Once again, leave the final two options as default.

rclone_jobber

Strictly speaking, rclone_jobber is not required. A bash one-liner using rclone sync would be enough. However, cloning the repo and using the script means consistent results across any device, plus I like how it does the backups for me.

Execute the following 3 lines

# Clone the repo
$ git clone https://github.com/wolfv6/rclone_jobber /opt/rclone_jobber

# Move into the folder
$ cd /opt/rclone_jobber

# Copy the example script into the top level directory
$ cp examples/job_backup_to_remote.sh ./

# Create the filter_rules file
$ touch filter_rules

The original script uses environmental variables, but I prefer hard-coding these values. Skip these steps if you would rather not.

  1. Change rclone_jobber=$rclone_jobber to rclone_jobber=/opt/rclone_jobber
  2. Change source="$HOME/test_rclone_data" to wherever your paperless data is kept such as source=/media/PORTABLE_UN/paperless
  3. Change dest="${remote}:" to dest=onedrive_enc:paperless
  4. Change options="--filter-from=$rclone_jobber/examples/filter_rules" to options="--filter-from=$rclone_jobber/filter_rules"
  5. Optional: Create a monitoring URL on something like healthchecks.io and set monitoring_URL equal to this URL

My final job_backup_to_remote.sh looks like this:

#!/usr/bin/env sh

################################### license ##################################
# job_backup_to_remote.sh calls rclone_jobber to perform a backup to remote.
# Written in 2018 by Wolfram Volpi, contact at https://github.com/wolfv6/rclone_jobber/issues.
# To the extent possible under law, the author(s) have dedicated all copyright and related and neighboring rights to this software to the public domain worldwide.
# This software is distributed without any warranty.
# You should have received a copy of the CC0 Public Domain Dedication along with this software. If not, see http://creativecommons.org/publicdomain/zero/1.0/.
# rclone_jobber is not affiliated with rclone.
##############################################################################

#this script uses these user-defined environment variables: rclone_jobber, remote
rclone_jobber=/media/PORTABLE_UN/rclone_jobber #path to rclone_jobber directory

source="/media/PORTABLE_UN/paperless/"
dest="onedrive_enc:"
move_old_files_to="dated_directory"
options="--filter-from=$rclone_jobber/filter_rules -L -v" <-- Optional -L (follow symlinks) and -v (increase log level) flags 
monitoring_URL="REDACTED"

$rclone_jobber/rclone_jobber.sh "$source" "$dest" "$move_old_files_to" "$options" "$(basename $0)" "$monitoring_URL"

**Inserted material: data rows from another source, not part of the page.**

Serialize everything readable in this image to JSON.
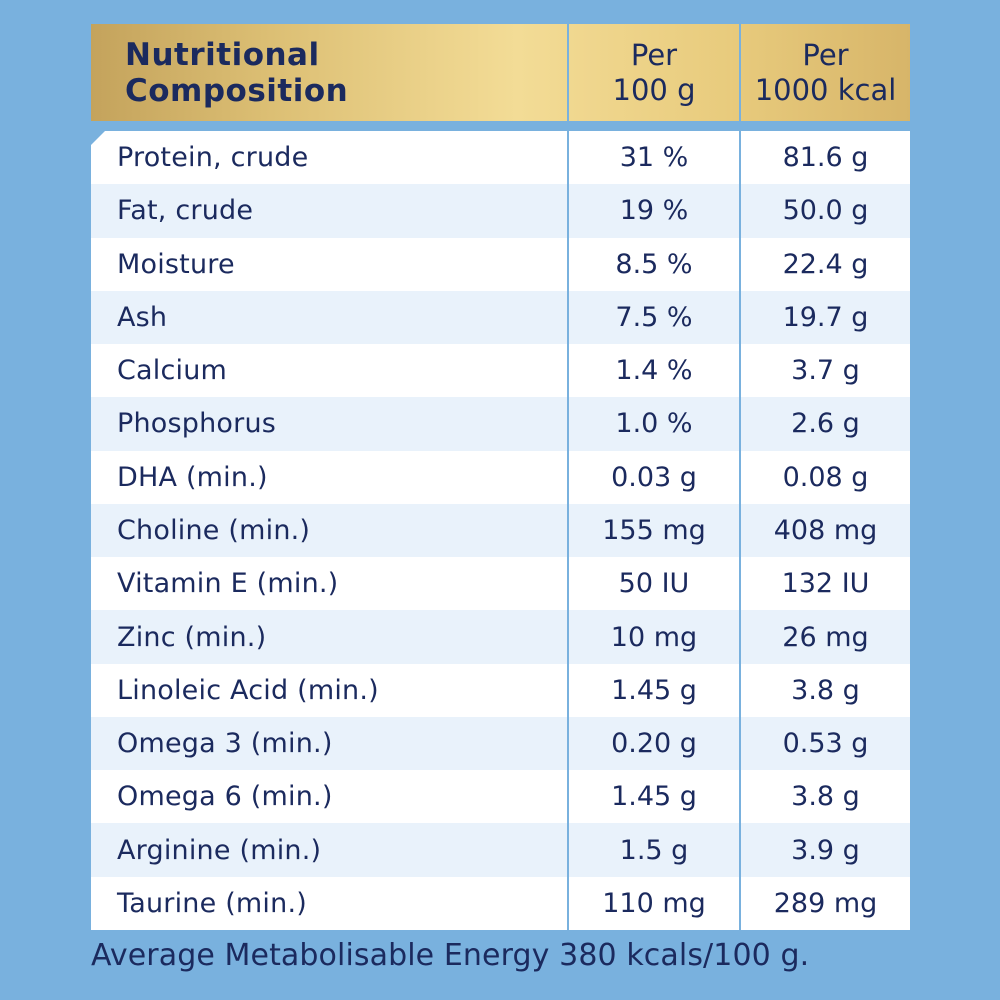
{
  "header": {
    "title": "Nutritional\nComposition",
    "col1": "Per\n100 g",
    "col2": "Per\n1000 kcal"
  },
  "rows": [
    {
      "label": "Protein, crude",
      "per100g": "31 %",
      "per1000kcal": "81.6 g"
    },
    {
      "label": "Fat, crude",
      "per100g": "19 %",
      "per1000kcal": "50.0 g"
    },
    {
      "label": "Moisture",
      "per100g": "8.5 %",
      "per1000kcal": "22.4 g"
    },
    {
      "label": "Ash",
      "per100g": "7.5 %",
      "per1000kcal": "19.7 g"
    },
    {
      "label": "Calcium",
      "per100g": "1.4 %",
      "per1000kcal": "3.7 g"
    },
    {
      "label": "Phosphorus",
      "per100g": "1.0 %",
      "per1000kcal": "2.6 g"
    },
    {
      "label": "DHA (min.)",
      "per100g": "0.03 g",
      "per1000kcal": "0.08 g"
    },
    {
      "label": "Choline (min.)",
      "per100g": "155 mg",
      "per1000kcal": "408 mg"
    },
    {
      "label": "Vitamin E (min.)",
      "per100g": "50 IU",
      "per1000kcal": "132 IU"
    },
    {
      "label": "Zinc (min.)",
      "per100g": "10 mg",
      "per1000kcal": "26 mg"
    },
    {
      "label": "Linoleic Acid (min.)",
      "per100g": "1.45 g",
      "per1000kcal": "3.8 g"
    },
    {
      "label": "Omega 3 (min.)",
      "per100g": "0.20 g",
      "per1000kcal": "0.53 g"
    },
    {
      "label": "Omega 6 (min.)",
      "per100g": "1.45 g",
      "per1000kcal": "3.8 g"
    },
    {
      "label": "Arginine (min.)",
      "per100g": "1.5 g",
      "per1000kcal": "3.9 g"
    },
    {
      "label": "Taurine (min.)",
      "per100g": "110 mg",
      "per1000kcal": "289 mg"
    }
  ],
  "footer": "Average Metabolisable Energy 380 kcals/100 g.",
  "colors": {
    "background": "#79b1de",
    "text": "#1b2a5e",
    "row_alt": "#e9f2fb",
    "header_gold": "#e8cb7d"
  }
}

We then need to create the filter_rules file. My current setup just excludes the consume and export directories and looks like:

$ cat filter_rules
- consume/**
- export/**

Cron

To automate this process we need to use a scheduler, such as cron. cron is great as it is pre-installed on every linux OS as far as I am aware.

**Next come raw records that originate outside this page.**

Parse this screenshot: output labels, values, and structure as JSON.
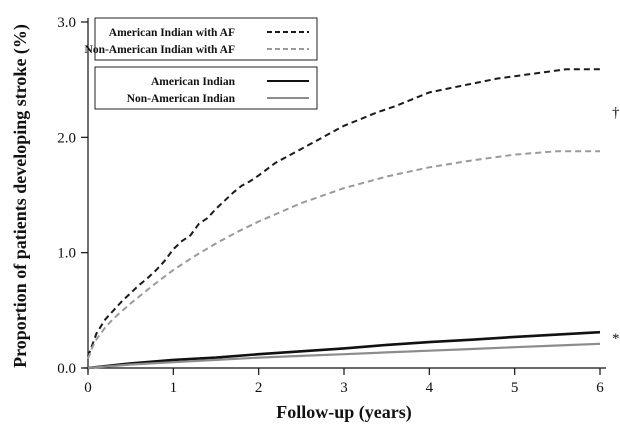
{
  "chart_data": {
    "type": "line",
    "xlabel": "Follow-up (years)",
    "ylabel": "Proportion of patients developing stroke (%)",
    "xlim": [
      0,
      6
    ],
    "ylim": [
      0,
      3.0
    ],
    "x_ticks": [
      0,
      1,
      2,
      3,
      4,
      5,
      6
    ],
    "y_ticks": [
      0.0,
      1.0,
      2.0,
      3.0
    ],
    "x_tick_labels": [
      "0",
      "1",
      "2",
      "3",
      "4",
      "5",
      "6"
    ],
    "y_tick_labels": [
      "0.0",
      "1.0",
      "2.0",
      "3.0"
    ],
    "grid": false,
    "legend_placement": "top-left",
    "legends": [
      {
        "entries": [
          "American Indian with AF",
          "Non-American Indian with AF"
        ]
      },
      {
        "entries": [
          "American Indian",
          "Non-American Indian"
        ]
      }
    ],
    "annotations": [
      {
        "text": "†",
        "x": 6.1,
        "y": 2.22
      },
      {
        "text": "*",
        "x": 6.1,
        "y": 0.26
      }
    ],
    "series": [
      {
        "name": "American Indian with AF",
        "color": "#1a1a1a",
        "style": "dashed",
        "x": [
          0,
          0.05,
          0.1,
          0.2,
          0.3,
          0.4,
          0.5,
          0.6,
          0.7,
          0.8,
          0.9,
          1.0,
          1.1,
          1.2,
          1.3,
          1.4,
          1.5,
          1.6,
          1.7,
          1.8,
          1.9,
          2.0,
          2.2,
          2.4,
          2.6,
          2.8,
          3.0,
          3.2,
          3.4,
          3.6,
          3.8,
          4.0,
          4.2,
          4.4,
          4.6,
          4.8,
          5.0,
          5.2,
          5.4,
          5.6,
          5.8,
          6.0
        ],
        "y": [
          0.1,
          0.2,
          0.3,
          0.42,
          0.5,
          0.58,
          0.65,
          0.72,
          0.78,
          0.85,
          0.93,
          1.03,
          1.1,
          1.15,
          1.25,
          1.3,
          1.38,
          1.45,
          1.52,
          1.58,
          1.62,
          1.67,
          1.78,
          1.86,
          1.94,
          2.02,
          2.1,
          2.16,
          2.22,
          2.27,
          2.33,
          2.39,
          2.42,
          2.45,
          2.48,
          2.51,
          2.53,
          2.55,
          2.57,
          2.59,
          2.59,
          2.59
        ]
      },
      {
        "name": "Non-American Indian with AF",
        "color": "#9a9a9a",
        "style": "dashed",
        "x": [
          0,
          0.05,
          0.1,
          0.2,
          0.3,
          0.5,
          0.75,
          1.0,
          1.25,
          1.5,
          1.75,
          2.0,
          2.5,
          3.0,
          3.5,
          4.0,
          4.5,
          5.0,
          5.5,
          6.0
        ],
        "y": [
          0.08,
          0.18,
          0.25,
          0.35,
          0.43,
          0.56,
          0.71,
          0.85,
          0.97,
          1.08,
          1.18,
          1.27,
          1.43,
          1.56,
          1.66,
          1.74,
          1.8,
          1.85,
          1.88,
          1.88
        ]
      },
      {
        "name": "American Indian",
        "color": "#111111",
        "style": "solid",
        "x": [
          0,
          0.5,
          1,
          1.5,
          2,
          2.5,
          3,
          3.5,
          4,
          4.5,
          5,
          5.5,
          6
        ],
        "y": [
          0.0,
          0.04,
          0.07,
          0.09,
          0.12,
          0.145,
          0.17,
          0.2,
          0.225,
          0.245,
          0.27,
          0.29,
          0.31
        ]
      },
      {
        "name": "Non-American Indian",
        "color": "#8c8c8c",
        "style": "solid",
        "x": [
          0,
          0.5,
          1,
          1.5,
          2,
          2.5,
          3,
          3.5,
          4,
          4.5,
          5,
          5.5,
          6
        ],
        "y": [
          0.0,
          0.03,
          0.05,
          0.07,
          0.09,
          0.105,
          0.12,
          0.135,
          0.15,
          0.165,
          0.18,
          0.195,
          0.21
        ]
      }
    ]
  }
}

Begin editing the crontab with cron -e. Add the following to the end of it:

0 2 * * * /opt/rclone_jobber/job_backup_to_remote.sh

This reads as “run /opt/rclone_jobber/job_backup_to_remote.sh at 2:00 am every day”. You may edit this to suit your needs. Note, however, that rclone is smart enough to only update the backup with new data.

Conclusion

Using FOSS tools like rclone, rclone_jobber, and cron enables us to use any off-site data storage we desire. From google drive to onedrive, ssh to ftp. Paperless-ng is super powerful but what is all that worth if you lose your data. ALWAYS BACK-UP YOUR FILES.